A CARTA DOS CEM DIAS – POR UM PACTO PELO DIREITO À CIDADE, divulgada pelo CAU/BR, nesse mês de abril, de 2017, causou perplexidade e deixou algumas questões no ar. Penso que o CAU/BR auxiliaria a compreensão dos arquitetos e urbanistas se esclarecesse, com maior detalhe, alguns aspectos da proposta.
Em primeiro lugar, é importante compreender que a Nova Agenda Urbana apresenta um ideário comum, uma série de compromissos e uma proposta de plano de ação, visando o desenvolvimento sustentável. Contudo, como veem denunciando movimentos sociais e intelectuais, a NAU não incorpora a defesa do Direito à Cidade e não reconhece que a construção de uma cidade menos desigual depende da prevalência dos direitos humanos sobre os interesses do capital. Não seria importante uma manifestação do CAU sobre esse ponto?

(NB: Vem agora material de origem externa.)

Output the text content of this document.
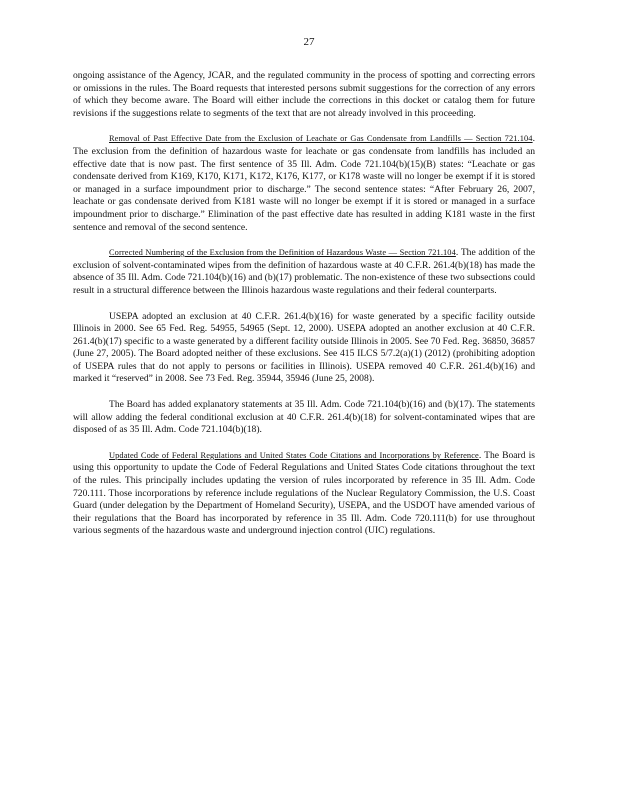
27

ongoing assistance of the Agency, JCAR, and the regulated community in the process of spotting and correcting errors or omissions in the rules. The Board requests that interested persons submit suggestions for the correction of any errors of which they become aware. The Board will either include the corrections in this docket or catalog them for future revisions if the suggestions relate to segments of the text that are not already involved in this proceeding.

Removal of Past Effective Date from the Exclusion of Leachate or Gas Condensate from Landfills — Section 721.104. The exclusion from the definition of hazardous waste for leachate or gas condensate from landfills has included an effective date that is now past. The first sentence of 35 Ill. Adm. Code 721.104(b)(15)(B) states: “Leachate or gas condensate derived from K169, K170, K171, K172, K176, K177, or K178 waste will no longer be exempt if it is stored or managed in a surface impoundment prior to discharge.” The second sentence states: “After February 26, 2007, leachate or gas condensate derived from K181 waste will no longer be exempt if it is stored or managed in a surface impoundment prior to discharge.” Elimination of the past effective date has resulted in adding K181 waste in the first sentence and removal of the second sentence.

Corrected Numbering of the Exclusion from the Definition of Hazardous Waste — Section 721.104. The addition of the exclusion of solvent-contaminated wipes from the definition of hazardous waste at 40 C.F.R. 261.4(b)(18) has made the absence of 35 Ill. Adm. Code 721.104(b)(16) and (b)(17) problematic. The non-existence of these two subsections could result in a structural difference between the Illinois hazardous waste regulations and their federal counterparts.

USEPA adopted an exclusion at 40 C.F.R. 261.4(b)(16) for waste generated by a specific facility outside Illinois in 2000. See 65 Fed. Reg. 54955, 54965 (Sept. 12, 2000). USEPA adopted an another exclusion at 40 C.F.R. 261.4(b)(17) specific to a waste generated by a different facility outside Illinois in 2005. See 70 Fed. Reg. 36850, 36857 (June 27, 2005). The Board adopted neither of these exclusions. See 415 ILCS 5/7.2(a)(1) (2012) (prohibiting adoption of USEPA rules that do not apply to persons or facilities in Illinois). USEPA removed 40 C.F.R. 261.4(b)(16) and marked it “reserved” in 2008. See 73 Fed. Reg. 35944, 35946 (June 25, 2008).

The Board has added explanatory statements at 35 Ill. Adm. Code 721.104(b)(16) and (b)(17). The statements will allow adding the federal conditional exclusion at 40 C.F.R. 261.4(b)(18) for solvent-contaminated wipes that are disposed of as 35 Ill. Adm. Code 721.104(b)(18).

Updated Code of Federal Regulations and United States Code Citations and Incorporations by Reference. The Board is using this opportunity to update the Code of Federal Regulations and United States Code citations throughout the text of the rules. This principally includes updating the version of rules incorporated by reference in 35 Ill. Adm. Code 720.111. Those incorporations by reference include regulations of the Nuclear Regulatory Commission, the U.S. Coast Guard (under delegation by the Department of Homeland Security), USEPA, and the USDOT have amended various of their regulations that the Board has incorporated by reference in 35 Ill. Adm. Code 720.111(b) for use throughout various segments of the hazardous waste and underground injection control (UIC) regulations.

Outros aspectos do documento do CAU/BR poderiam ser esclarecidos, a exemplo da menção a uma Política Nacional de Desenvolvimento Urbano, visto que não existe uma PNDU em vigor no Brasil atualmente, nem por parte da União, nem por iniciativa de municípios, que deveriam ser os maiores interessados nesse assunto. No passado, logo depois de sua criação, o Ministério das Cidades tratou da elaboração de uma PNDU, que deveria considerar uma tipologia dos municípios, baseada na sua função regional e no desenvolvimento socioeconômico mas, essa proposta não avançou. O CAU estaria se propondo a retomar os debates visando a criação de uma PNDU?
O documento também aborda outros temas, como as regiões metropolitanas. É importante ressaltar que este é uma questão em debate no Brasil, que envolve a disputa entre as Funções Públicas de Interesse Comum e a autonomia dos municípios, garantida constitucionalmente, entre outras pontos importantes. Vale observar que ainda não existe um quadro destacado de “gestores metropolitanos” e que, inclusive, a forma de governança definida no Estatuto da Metrópole, com participação direta de representantes da sociedade, vem sendo questionada. Falar em Direito a Metrópole também merece aprofundamento visto que o Direito à Cidade é um conceito geral que trata, em última análise, de garantir cidadania. Como se distinguiria o Direito a Metrópole? Diante desse quadro, quais seriam as principais propostas para a gestão metropolitana?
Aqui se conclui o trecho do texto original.